Tuesday, July 02, 2013

Wore Myself Out, Fighting Bills That Shouldn't Be

I have worn myself out, fighting that bill that shouldn't be.

Peter Courtney, in defense of his own bill, before his senate passed it, loudly claimed they could have intervened earlier in the Keizer fake rescuer, who had five or six dogs stuffed per carrier, if they could have done so without a warrant.  Wouldn't that be easy, to just solve all crimes by entering places without a pesky warrant?  To ransack homes for evidence of drugs, because they got an anonymous phone call that said there might be drugs, surround and enter your home to seize your computers (and anything else) if someone anonymously said you might be stealing ID's, even if you weren't and that caller was the new boyfriend of your ex on a payphone, turning away to cover smurks.

Not many seem up in arms that a rescuer's home could be entered without benefit of warrant protection.  What if it were you?

A bill like this won't help stop people like that Springfield Persian breeder, caught throwing two of her cats into the Willamette in a plastic bag.  She had 60 unfixed breeding stock at home.  They were not seized, her home not entered and searched.    She received a hand slap from the law for her despicable actions.

I think little rescues got sold down the river for a pot of gold.  I think HSUS made some rounds a few weeks back, offered out some grants to shelters.  Money buys a lot of things.  Silence.  Support.  I don't know for sure they did this.  I have an inkling only from some post on a page.  What does an organization do, when they do need money, but when there may be unspoken strings attached to that money?  Do you sell out?  Ignore those strings?  Justify taking it anyhow?  What if you're not sure the strings are there in the first place?

A gift is a gift and comes with an expectation.  Always does.  When I get a card from someone, a simple card, I feel an obligation to return the favor.

However it makes me feel very sad, like I've been mocked, sold out, by people who have pretended.  Makes me feel awkward to be me.  Sold for a silver coin.   And in some ways, free, to know.  It's better to know!

People who claim to be friends that don't have your back when you are under the gun are not friends at all.    Shelters who claim little rescues are their partners but who support this bill or remain silent, a bill that would create such hardships and fees and fines and illegal searches of their homes, for little rescues, are not our friends.

It's quite sad all around.  Linn County cats have no recourse but for rescues.

I finally took my raft up to the lake late yesterday afternoon.  The cigarette lighter has never worked in that car.  I can't attach a pump to it and blow up a raft, for instance.

I was huffing and puffing hand pumping that raft up.  A woman comes up concerned and says "It's 100 degrees out.  Do you have water?"  I grinned and said "I do."

I had no food though.  I'd rushed up, eager to leave it all behind, without eating breakfast or lunch.

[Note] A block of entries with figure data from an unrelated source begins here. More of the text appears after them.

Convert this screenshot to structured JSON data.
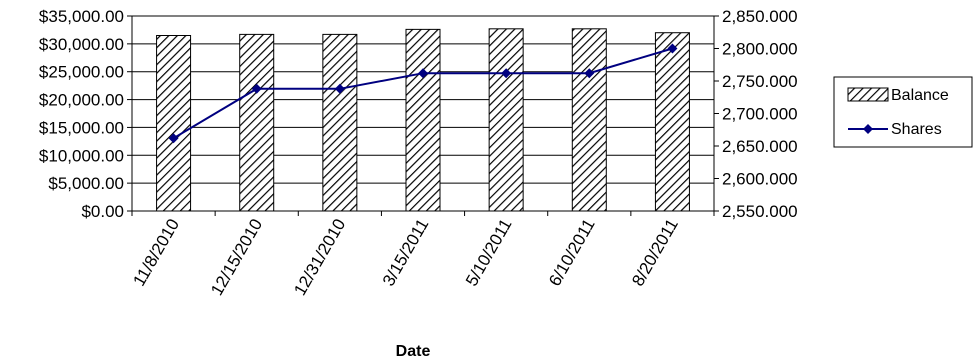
{
  "chart_data": {
    "type": "bar",
    "categories": [
      "11/8/2010",
      "12/15/2010",
      "12/31/2010",
      "3/15/2011",
      "5/10/2011",
      "6/10/2011",
      "8/20/2011"
    ],
    "series": [
      {
        "name": "Balance",
        "type": "bar",
        "axis": "left",
        "values": [
          31500,
          31700,
          31700,
          32600,
          32700,
          32700,
          32000
        ],
        "color": "#000000",
        "pattern": "diagonal-hatch"
      },
      {
        "name": "Shares",
        "type": "line",
        "axis": "right",
        "values": [
          2662,
          2738,
          2738,
          2762,
          2762,
          2762,
          2800
        ],
        "color": "#000080",
        "marker": "diamond"
      }
    ],
    "xlabel": "Date",
    "ylabel": "",
    "y2label": "",
    "ylim": [
      0,
      35000
    ],
    "y2lim": [
      2550,
      2850
    ],
    "yticks": [
      "$0.00",
      "$5,000.00",
      "$10,000.00",
      "$15,000.00",
      "$20,000.00",
      "$25,000.00",
      "$30,000.00",
      "$35,000.00"
    ],
    "y2ticks": [
      "2,550.000",
      "2,600.000",
      "2,650.000",
      "2,700.000",
      "2,750.000",
      "2,800.000",
      "2,850.000"
    ],
    "grid": "horizontal",
    "legend": "right"
  }
}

I got out on the lake, rowing first across one arm, then, to escape the noisy jet skiis there, rowed around the point and down into another quieter arm, then across that.  I found a beach and took a nap.  Until jet skiis found me there.  It's a noisy lake, but young people like those jet skiis, like the noise and the speed. They like to show off, or out do their friends.  Oh to be young again.

After rowing a couple of hours, I wanted to be a pirate, and board one of the large boats and demand or steal a hot dog!  I was very hungry.

It was so fun.  Not that relaxing this time, however, with all the jet skiis and boats and noise.  Still fun.

Packing up the raft, with my three wheel homemade cart to haul it back to my car, wasn't that easy.  I have to figure out an easier way.  Maybe I was just really tired out by then.

I stopped by Ian and Becky's place in Lebanon on the way back.  They're the folks I met last May, when I got about 18 adult cats fixed Becky fed, and took 24 kittens out of the area.  It changed Becky's life, to have them all fixed.  Most recently, Hobo showed up there, whom I took to be fixed, then was going to rehome but he was very ill and positive for leukemia, poor old sweet guy.  He was euthanized. Becky and I have been friends ever since last May, when I first met her.  I'm friends with her son and daughter-in-law too.  They fed me supper!

I met so many wonderful ordinary people when I was a cat wrangler, like Becky and Ian, like farmers and single moms and mechanics and veterans and yes, meth addicts and homeless souls.  I met so many wonderful cats also, many of whom I remember with clarity.  I know so many cats in this area by name or by sight.  I have so many memories.

Rescues are under fire in Oregon, being equated with animal abusers.  That does not reflect reality.  It's some strange vendetta and world view some stranger has going.  Some stranger with power and money and political clout.   I'm glad I ran into Mango in the shell station parking lot before the stranger decided to write something into law that would mean Mango could not be saved.

I'm glad I met Valentino before this day also.  And so many hundreds of others.

Under the stars, in the vastness of space and time, we are nothing.

That stranger, who wrote the bill, she also is nothing under the stars.  I think she should go out, and stare into the stars, some black night, and understand.